Key decisions that made this work:

Partitioning by migration batch. Each batch of studies was a separate partition. This kept individual partitions manageable and allowed us to drop completed partitions cleanly.
COPY instead of INSERT. For bulk data loading, COPY is orders of magnitude faster than individual INSERT statements.
Deferred indexing. Drop indexes before bulk loads, reload, then recreate indexes. The total time is dramatically less than maintaining indexes during the load.
Read replicas for reporting. Production queries ran against the primary. Reporting and monitoring queries ran against a streaming replica. This kept write performance consistent.

Operational Wisdom

A few things I've learned the hard way:

Test your backups by restoring them. A backup you've never restored is a backup that might not work. Schedule regular restore tests.
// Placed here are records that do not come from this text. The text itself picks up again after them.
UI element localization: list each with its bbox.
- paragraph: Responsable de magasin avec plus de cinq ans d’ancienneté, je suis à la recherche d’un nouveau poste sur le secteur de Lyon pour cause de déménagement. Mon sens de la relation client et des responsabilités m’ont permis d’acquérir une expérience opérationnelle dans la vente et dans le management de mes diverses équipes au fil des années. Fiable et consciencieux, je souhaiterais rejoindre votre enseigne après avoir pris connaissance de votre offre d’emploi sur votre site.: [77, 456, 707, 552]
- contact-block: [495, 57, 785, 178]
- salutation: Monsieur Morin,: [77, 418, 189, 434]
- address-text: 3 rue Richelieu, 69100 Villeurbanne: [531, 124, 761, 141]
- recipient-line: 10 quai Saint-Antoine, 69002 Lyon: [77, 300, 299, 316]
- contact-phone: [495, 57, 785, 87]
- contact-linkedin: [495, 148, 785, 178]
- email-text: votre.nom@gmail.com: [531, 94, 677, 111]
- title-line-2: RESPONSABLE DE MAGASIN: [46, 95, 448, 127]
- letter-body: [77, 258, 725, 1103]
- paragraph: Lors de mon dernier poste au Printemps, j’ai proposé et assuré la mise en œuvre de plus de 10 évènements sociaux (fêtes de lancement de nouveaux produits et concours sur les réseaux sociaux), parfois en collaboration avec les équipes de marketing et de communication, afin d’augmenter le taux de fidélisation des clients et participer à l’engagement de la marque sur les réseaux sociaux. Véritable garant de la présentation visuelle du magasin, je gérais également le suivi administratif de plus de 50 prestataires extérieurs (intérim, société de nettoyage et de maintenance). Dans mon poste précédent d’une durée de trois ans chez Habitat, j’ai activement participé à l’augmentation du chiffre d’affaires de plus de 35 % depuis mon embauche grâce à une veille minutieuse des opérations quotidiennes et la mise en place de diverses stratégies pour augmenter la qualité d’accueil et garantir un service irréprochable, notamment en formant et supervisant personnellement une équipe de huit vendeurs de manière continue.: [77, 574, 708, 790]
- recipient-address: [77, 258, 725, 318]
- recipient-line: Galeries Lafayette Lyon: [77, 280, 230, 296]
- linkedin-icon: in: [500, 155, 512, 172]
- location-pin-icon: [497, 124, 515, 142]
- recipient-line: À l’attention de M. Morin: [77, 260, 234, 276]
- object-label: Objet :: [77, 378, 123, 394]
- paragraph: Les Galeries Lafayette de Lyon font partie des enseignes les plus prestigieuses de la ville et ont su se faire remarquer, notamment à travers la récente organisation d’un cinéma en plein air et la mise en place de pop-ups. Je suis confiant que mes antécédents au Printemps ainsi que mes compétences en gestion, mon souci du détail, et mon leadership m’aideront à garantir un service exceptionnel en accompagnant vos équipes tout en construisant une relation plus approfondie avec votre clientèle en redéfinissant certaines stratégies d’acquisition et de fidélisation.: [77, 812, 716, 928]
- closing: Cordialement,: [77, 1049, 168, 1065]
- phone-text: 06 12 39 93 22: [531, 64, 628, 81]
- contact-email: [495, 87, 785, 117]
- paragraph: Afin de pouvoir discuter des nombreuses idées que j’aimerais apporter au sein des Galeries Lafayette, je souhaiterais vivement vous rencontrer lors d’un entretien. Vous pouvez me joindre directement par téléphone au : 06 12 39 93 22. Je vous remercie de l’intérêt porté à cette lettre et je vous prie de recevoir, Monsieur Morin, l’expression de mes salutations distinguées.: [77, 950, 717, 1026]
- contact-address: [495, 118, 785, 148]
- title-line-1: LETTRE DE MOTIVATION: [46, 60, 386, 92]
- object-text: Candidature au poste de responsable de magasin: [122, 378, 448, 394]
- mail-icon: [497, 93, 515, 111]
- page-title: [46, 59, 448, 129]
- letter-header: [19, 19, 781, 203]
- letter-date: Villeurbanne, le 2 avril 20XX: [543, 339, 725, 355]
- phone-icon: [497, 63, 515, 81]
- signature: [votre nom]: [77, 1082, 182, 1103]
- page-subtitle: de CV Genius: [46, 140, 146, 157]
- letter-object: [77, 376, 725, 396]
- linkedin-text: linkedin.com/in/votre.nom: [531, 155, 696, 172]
Log slow queries. Set log_min_duration_statement to capture queries above a threshold. Review them weekly. This is how you find performance regressions before users notice.

Upgrade regularly. Each major PostgreSQL release brings meaningful performance improvements. Don't run a version that's three releases behind because upgrading feels risky. The risk of not upgrading is worse.

PostgreSQL is an extraordinary database. But like any powerful tool, it rewards expertise and punishes neglect. Invest in understanding it deeply, and it will serve you well at any scale.